Australian Sports Persons’ Aggression Towards Indian Counterpart

Posted on October 23, 2010 in Shout Out

By Aashu Anshuman:

I was browsing through the topics on Bigfooty Cricket when I came across one which read ‘Who is the better batsman: Sachin Tendulkar or Ricky Ponting?‘ Any cricket lover would expect to see some heated but passionate discussion on such a topic. So I did too; and clicked on the link to the thread. But the discussion I saw was way more twisted than what I expected. Sinister even.

While a few Aussies called the discussion rubbish (saying Sachin is beyond comparison, which isn’t entirely true but definitely closer to the reality), there were others who brought in everything from indefinable variables to downright ridiculous comments which should have no place whatsoever in a discussion covering two greatest batsmen of the modern era. The entire thread, otherwise a lovely read, was ‘killed’ by these typically Aussie comments which reeked of gross childishness and immaturity, coming not from lack of knowledge or information but what has lately been attributed to what I call the Great Australian Arrogance.

The washing machine incident in the CWG Games Village, the behavior of an Australian wrestler in the 95 kg Greco-Roman style wrestling or the discussions on these forums. All these along with many more events over the years have brought this phenomenon to the front. It is often appreciated by many as merely a strong display of nationalism while the one more difficult to explain has been dismissed as never to have occurred at all. Such aggressive attitude over their mistakes-characteristic by the Aussies is well-known (remember Cricket?) but rarely appreciated in sporting circles.

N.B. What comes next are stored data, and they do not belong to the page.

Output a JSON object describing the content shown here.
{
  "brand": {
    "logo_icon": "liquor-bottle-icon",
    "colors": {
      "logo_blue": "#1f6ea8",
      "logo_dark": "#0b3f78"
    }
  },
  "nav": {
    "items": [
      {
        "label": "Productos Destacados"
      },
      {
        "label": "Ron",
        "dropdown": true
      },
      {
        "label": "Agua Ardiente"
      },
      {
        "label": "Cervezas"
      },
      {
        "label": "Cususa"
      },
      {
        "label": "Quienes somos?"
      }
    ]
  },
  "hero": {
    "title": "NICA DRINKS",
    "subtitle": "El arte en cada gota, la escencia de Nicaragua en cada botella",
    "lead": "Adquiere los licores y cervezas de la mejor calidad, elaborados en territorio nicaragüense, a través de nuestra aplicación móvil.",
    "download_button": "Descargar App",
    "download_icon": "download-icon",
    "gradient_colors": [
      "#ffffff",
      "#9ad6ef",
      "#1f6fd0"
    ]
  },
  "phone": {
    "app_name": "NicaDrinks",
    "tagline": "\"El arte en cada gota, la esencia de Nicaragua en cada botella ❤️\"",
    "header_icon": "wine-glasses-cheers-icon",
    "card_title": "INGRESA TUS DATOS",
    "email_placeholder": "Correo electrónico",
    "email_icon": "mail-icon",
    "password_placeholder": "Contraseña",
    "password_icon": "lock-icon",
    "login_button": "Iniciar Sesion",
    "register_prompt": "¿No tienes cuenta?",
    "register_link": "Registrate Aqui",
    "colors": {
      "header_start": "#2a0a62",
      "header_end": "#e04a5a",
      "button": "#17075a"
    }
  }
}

But if one looks carefully, a clear, desperate need to defend themselves is visible. And so desperate that it successfully disguises itself as childish aggression. The way the cricketers from the island continent reacted at a chance to have an Indian Sikh punished for something they allegedly do all the time is a clear indication of this. Where this defensiveness, even more juvenile, comes from is a perplexing question.

Such need to defend oneself and project an image which isn’t true comes from a lack of belief in oneself. So is the nationalism, which so many Australians wear on their sleeves, a farce? Probably. It’s not something entirely unexpected from the people of a country where each state team fires up feelings of animosity which might put the India-Pakistan rivalry behind.

My views, because of my nationality, might sound biased against a country where so many Indian students have been killed and victimized in the recent months. My anger at those killings and the events during the CWG is a reason behind the writing of this article. But really, it is frustrating to watch an entire country behaving rather immaturely for so long. There are people in Australia who love Indians but the decade-old arrogance is almost beyond sports and bordering on racism. That should not happen!

Come on Australia! It’s time to behave like grown-ups do.

Disclaimer: The views expressed in this article are entirely of the author.